If your W-2 is wrong, you need to get it corrected by your employer. There is no other way to deduct 401(k) contributions.
Box 1 is your wages subject to income tax. Any pre-tax deductions, such as retirement contributions and medical insurance premiums, should be subtracted from your gross pay and not included in box 1. Certain pre-tax items are also exempt from sosicsl security and Medicare tax but not retirement. Usually with 401 contributions, box 3 and 5 will be higher than box 1 by the amount of the retirement contributions. (Although amounts contributed by your employer are not included in box 1, 3, or 5.)

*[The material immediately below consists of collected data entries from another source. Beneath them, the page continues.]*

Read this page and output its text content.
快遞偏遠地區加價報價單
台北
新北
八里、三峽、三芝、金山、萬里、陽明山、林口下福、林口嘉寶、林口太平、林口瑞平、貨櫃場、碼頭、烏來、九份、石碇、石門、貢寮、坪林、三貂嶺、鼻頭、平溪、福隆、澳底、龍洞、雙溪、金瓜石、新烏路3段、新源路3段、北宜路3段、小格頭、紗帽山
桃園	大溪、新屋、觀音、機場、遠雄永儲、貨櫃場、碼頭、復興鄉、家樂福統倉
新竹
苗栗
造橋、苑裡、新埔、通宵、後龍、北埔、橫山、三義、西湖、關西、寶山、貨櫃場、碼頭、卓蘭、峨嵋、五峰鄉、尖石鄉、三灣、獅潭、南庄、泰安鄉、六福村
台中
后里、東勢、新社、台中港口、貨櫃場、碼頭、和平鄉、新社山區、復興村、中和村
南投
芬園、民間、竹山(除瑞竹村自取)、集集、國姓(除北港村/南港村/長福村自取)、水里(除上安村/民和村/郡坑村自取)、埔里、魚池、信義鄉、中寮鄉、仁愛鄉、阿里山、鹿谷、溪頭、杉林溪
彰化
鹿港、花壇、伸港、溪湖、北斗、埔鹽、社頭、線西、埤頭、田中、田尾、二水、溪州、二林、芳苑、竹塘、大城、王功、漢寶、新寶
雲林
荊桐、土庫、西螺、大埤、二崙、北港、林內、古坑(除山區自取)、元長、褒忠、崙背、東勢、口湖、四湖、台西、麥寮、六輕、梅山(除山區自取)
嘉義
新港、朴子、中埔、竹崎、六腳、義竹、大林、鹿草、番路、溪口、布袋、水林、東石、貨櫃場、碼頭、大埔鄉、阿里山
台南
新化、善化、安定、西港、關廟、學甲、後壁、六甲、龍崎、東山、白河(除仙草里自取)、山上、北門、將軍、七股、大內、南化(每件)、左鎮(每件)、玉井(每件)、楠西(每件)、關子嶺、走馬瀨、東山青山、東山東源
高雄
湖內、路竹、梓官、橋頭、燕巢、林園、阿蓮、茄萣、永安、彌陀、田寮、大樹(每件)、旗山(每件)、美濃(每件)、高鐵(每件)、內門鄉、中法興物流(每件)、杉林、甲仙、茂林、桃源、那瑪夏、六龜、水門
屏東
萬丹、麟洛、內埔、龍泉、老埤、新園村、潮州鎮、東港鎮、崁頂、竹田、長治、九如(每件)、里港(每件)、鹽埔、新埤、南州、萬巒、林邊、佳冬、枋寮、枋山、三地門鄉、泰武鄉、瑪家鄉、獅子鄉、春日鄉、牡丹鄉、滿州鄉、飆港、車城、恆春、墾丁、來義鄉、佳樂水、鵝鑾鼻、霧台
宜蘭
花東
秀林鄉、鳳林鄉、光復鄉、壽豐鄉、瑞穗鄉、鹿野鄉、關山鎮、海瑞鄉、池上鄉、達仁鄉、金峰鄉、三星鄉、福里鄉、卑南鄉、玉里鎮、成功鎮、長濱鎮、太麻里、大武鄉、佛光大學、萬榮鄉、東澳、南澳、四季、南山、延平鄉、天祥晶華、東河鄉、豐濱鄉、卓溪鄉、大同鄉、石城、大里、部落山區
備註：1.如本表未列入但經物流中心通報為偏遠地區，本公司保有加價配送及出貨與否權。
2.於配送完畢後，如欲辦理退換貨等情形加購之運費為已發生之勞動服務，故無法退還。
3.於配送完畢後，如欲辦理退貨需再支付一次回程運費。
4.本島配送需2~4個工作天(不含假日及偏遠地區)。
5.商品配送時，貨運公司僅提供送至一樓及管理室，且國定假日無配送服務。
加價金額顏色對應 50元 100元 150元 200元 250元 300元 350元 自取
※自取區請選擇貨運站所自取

It sounds like you need to get a corrected W-2 before you can file.
Hi what if you are making over 123k combined with you husband .
My banker said i cant get a deduction what does that mean??
Does that mean i will be taxed on the 123k
Or I will be taxed on the 123k- 19000 max contirnution a year ?
Your banker was referring to income limits for making a contribution to an "IRA" and getting a deduction for that too..
An IRA contribution and a 401k contribution are not the same thing. Both are contributions to personal retirement accounts of different types
......but An IRA contribution is done outside of your workplace and has income limits before it is allowed to be used as a deduction if you also have a 401k contribution or pension plan at work.
.....A 401k contribution is usually done thru your workplace employer...usually no income limits [[except for those designated as Highly Compensated Employees ((see exceptions below))...check with the 401k administrator if that might be the case for either of you]].
(If under age 50)....So there is a $19,000 limit for one person making deductible contributions to a traditional 401k plan for 2019 . Your combined MFJ W-2 income above 123k has little or no effect on that . And, for a W-2 employee making the full 19,000 401k contribution, box 1 of the W-2 will be 19,000 lower than boxes 3, and 5 . (can be more than 19,000 lower if you have other pre-tax deductions) It's just that you will not be allowed to make deductible contributions to a separate IRA outside of work.
Annnd...IF both spouses are working at W-2 jobs, they can both make 401k contributions up-to $19,000 in each of their own plans as long as their income at that employer is high enough, and the plan allows it..
If the W-2 individual is age 50 or older, an additional $6000 of 401k catch-up contributions at work is also allowed.
For 2019, there can be 401k contribution limit applied to an individual if they are designated as a Highly Compensated Employee (HCE). As an individual (not jointly), you earn more than 125,000 wages, or own more than 5% of your company. Talk to the appropriate plan administrator if either of you earn more that 125,000 at your job ... (or own more than 5% of the company you, or spouse works at).
And...Self-employed people can also set up self-directed 401k plans...but i'm not discussing with that here.